SOĞUK

55 7 4
                                    

Kışın karlı, buz gibi bir gecesinde öylece koşturan bir kadın dikkat çekiyordu. Kızıl, parlak, omuz hizasında saçları olan, orta boylarda ve yirmili yaşlarda bir kadındı. Kucağında kundaklı bir bebek vardı. Hem o ağlıyor hem kucağındaki çocuk. Sanki bir saldırıdan kaçıyor gibiydi. Karşı komşusu Bayan Ava, ağlama seslerini duyar duymaz pencereye fırladı. Koşan kadına dikkatlice baktı. Karanlıkta seçmek zordu fakat parlayan saçlarından tanımıştı. Bu Bayan Glory idi. Jessica Glory, her zaman dik başlılığıyla ve başarılı kişiliğiyle tanınırdı. Fakat bu seferki hali hiç öyle görünmüyordu. Jessica perişan halde, koşa koşa çift katlı evlerinin önüne kadar geldi, öylece yere oturdu. Bayan Ava'da hemen siyah atkısını alıp evden çıktı. Jessica'ya doğru hızlı adımlarla ilerledi. Bayan Ava, Jessica'nın yanına vardığında saçlarının dağıldığını, kıyafetlerinin ıslak halde olduğunu gördü. Bayan Ava, telaşla "Ne oldu! Neyiniz var?" dedi. Fakat Bayan Jessica ağlamaktan cevap veremez haldeydi.

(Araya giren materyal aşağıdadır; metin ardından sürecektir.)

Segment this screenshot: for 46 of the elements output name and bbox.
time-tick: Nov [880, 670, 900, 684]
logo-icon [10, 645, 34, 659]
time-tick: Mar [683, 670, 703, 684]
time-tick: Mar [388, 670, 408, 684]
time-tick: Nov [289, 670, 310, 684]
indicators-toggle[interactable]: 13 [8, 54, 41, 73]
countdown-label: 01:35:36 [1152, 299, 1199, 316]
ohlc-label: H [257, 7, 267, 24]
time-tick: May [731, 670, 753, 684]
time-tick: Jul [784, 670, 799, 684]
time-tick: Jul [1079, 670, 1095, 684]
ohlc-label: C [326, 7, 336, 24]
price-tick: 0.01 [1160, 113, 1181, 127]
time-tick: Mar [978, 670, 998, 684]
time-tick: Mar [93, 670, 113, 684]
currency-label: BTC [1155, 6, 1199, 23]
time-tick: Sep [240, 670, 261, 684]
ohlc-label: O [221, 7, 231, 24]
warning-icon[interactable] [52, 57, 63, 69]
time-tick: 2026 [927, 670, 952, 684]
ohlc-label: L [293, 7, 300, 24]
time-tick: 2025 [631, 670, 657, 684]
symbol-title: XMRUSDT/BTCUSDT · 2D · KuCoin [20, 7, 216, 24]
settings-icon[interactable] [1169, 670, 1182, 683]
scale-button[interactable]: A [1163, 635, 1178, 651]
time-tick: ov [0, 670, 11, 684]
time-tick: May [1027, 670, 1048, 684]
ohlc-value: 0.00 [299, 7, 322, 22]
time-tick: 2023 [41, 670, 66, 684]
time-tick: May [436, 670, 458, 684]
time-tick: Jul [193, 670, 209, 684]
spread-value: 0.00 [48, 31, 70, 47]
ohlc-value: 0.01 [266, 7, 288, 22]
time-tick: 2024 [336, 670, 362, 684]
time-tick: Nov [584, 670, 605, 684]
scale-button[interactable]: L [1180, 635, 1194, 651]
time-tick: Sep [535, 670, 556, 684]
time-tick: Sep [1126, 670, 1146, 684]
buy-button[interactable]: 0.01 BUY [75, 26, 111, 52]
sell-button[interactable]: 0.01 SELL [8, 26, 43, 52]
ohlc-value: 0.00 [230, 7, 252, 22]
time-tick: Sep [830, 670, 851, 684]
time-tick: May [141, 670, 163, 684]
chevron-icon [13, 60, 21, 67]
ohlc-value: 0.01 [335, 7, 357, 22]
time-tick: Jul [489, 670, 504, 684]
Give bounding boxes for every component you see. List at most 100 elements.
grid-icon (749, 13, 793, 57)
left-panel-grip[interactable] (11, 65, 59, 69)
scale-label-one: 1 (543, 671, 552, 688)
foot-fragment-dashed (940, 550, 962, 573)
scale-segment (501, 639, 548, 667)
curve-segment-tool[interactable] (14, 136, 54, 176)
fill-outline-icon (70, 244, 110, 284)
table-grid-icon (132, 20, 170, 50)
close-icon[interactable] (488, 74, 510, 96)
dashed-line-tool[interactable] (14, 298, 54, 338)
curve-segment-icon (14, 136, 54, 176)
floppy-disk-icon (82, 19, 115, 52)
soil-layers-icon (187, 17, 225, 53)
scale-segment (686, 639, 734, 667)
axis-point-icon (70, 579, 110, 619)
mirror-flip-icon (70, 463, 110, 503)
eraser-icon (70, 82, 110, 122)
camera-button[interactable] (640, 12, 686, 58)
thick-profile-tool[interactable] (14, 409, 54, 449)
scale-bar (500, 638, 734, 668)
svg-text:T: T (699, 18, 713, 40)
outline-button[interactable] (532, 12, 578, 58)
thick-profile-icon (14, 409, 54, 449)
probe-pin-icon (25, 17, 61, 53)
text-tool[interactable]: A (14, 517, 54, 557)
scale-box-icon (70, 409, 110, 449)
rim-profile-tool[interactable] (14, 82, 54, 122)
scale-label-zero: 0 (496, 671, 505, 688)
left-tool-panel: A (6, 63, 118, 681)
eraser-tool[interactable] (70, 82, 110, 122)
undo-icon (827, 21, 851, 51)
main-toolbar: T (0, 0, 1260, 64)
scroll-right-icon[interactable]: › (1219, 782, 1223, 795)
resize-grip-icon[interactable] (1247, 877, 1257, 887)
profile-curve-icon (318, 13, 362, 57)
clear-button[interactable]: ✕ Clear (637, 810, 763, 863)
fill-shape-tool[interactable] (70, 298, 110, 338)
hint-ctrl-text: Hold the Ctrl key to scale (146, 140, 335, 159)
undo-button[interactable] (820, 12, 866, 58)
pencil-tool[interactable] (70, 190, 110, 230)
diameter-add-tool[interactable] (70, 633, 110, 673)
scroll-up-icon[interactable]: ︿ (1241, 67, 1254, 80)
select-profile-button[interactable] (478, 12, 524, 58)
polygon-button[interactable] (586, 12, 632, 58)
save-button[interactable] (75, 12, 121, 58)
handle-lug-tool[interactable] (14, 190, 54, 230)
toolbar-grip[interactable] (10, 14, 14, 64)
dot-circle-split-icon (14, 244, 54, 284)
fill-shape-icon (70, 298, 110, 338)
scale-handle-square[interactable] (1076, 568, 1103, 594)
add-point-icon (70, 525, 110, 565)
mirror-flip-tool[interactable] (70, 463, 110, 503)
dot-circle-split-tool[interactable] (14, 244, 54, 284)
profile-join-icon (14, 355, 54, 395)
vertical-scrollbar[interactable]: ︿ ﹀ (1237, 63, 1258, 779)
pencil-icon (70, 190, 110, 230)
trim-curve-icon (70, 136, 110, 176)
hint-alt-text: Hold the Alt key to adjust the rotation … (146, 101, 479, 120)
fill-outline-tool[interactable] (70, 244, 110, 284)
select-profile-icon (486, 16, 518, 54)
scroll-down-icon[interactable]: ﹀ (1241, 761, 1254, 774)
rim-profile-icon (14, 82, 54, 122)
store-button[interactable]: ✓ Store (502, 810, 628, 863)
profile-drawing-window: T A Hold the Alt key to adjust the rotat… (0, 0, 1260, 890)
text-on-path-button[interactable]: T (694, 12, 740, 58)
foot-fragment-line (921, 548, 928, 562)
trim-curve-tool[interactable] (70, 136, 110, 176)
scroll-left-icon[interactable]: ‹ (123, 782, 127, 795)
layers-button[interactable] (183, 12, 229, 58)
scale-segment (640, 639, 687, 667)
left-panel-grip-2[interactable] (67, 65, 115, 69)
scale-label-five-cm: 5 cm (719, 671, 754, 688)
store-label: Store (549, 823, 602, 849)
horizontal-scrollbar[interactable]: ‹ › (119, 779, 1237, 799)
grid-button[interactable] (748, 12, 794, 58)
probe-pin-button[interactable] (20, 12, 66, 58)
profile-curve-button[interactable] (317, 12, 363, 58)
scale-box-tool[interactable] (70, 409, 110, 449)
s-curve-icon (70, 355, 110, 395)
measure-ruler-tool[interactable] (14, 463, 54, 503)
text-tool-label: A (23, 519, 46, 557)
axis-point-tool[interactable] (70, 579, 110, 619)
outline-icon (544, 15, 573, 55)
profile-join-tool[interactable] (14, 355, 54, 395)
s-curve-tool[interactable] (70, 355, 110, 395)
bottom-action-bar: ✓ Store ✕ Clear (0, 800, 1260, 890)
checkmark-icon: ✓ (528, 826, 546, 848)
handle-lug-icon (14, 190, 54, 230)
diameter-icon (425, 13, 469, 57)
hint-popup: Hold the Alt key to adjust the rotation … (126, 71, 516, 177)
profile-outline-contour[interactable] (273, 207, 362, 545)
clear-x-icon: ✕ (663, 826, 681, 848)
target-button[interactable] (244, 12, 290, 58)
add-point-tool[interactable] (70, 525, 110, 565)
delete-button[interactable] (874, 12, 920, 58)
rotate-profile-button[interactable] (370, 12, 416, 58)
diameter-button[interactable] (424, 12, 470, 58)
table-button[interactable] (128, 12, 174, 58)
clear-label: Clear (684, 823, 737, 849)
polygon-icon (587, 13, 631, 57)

"Bayan Glory iyi misiniz? Bay Glory nerede?" dedi Bayan Ava. Jessica bir an duraksadı, derin nefes aldı ancak yine de cevap veremedi. Sadece başını sağa sola salladı. Bayan Ava sanki demek istediklerini anlamışçasına "O, geri döndü değil mi?" dedi sakin ancak bir o kadar korku dolu şekilde. Jessica hıçkırarak onaylarcasına başını salladı. Bayan Ava, Jessica'nın elindeki kundağı fark etti. Hafifçe açtı. İçinde bir bebek vardı, parlak gözleri yeşil ile turkuaz karışımı bir renk cümbüşüne sahip, henüz bir yaşında bir bebek. Bebek, Arthur Glory idi. Bayan Ava, Arthur'u görür görmez derin bir nefes aldı.

"Neyse ki çocuk iyi. Peki ya Bay Glory? Ona bir şey mi oldu?" dedi Bayan Ava.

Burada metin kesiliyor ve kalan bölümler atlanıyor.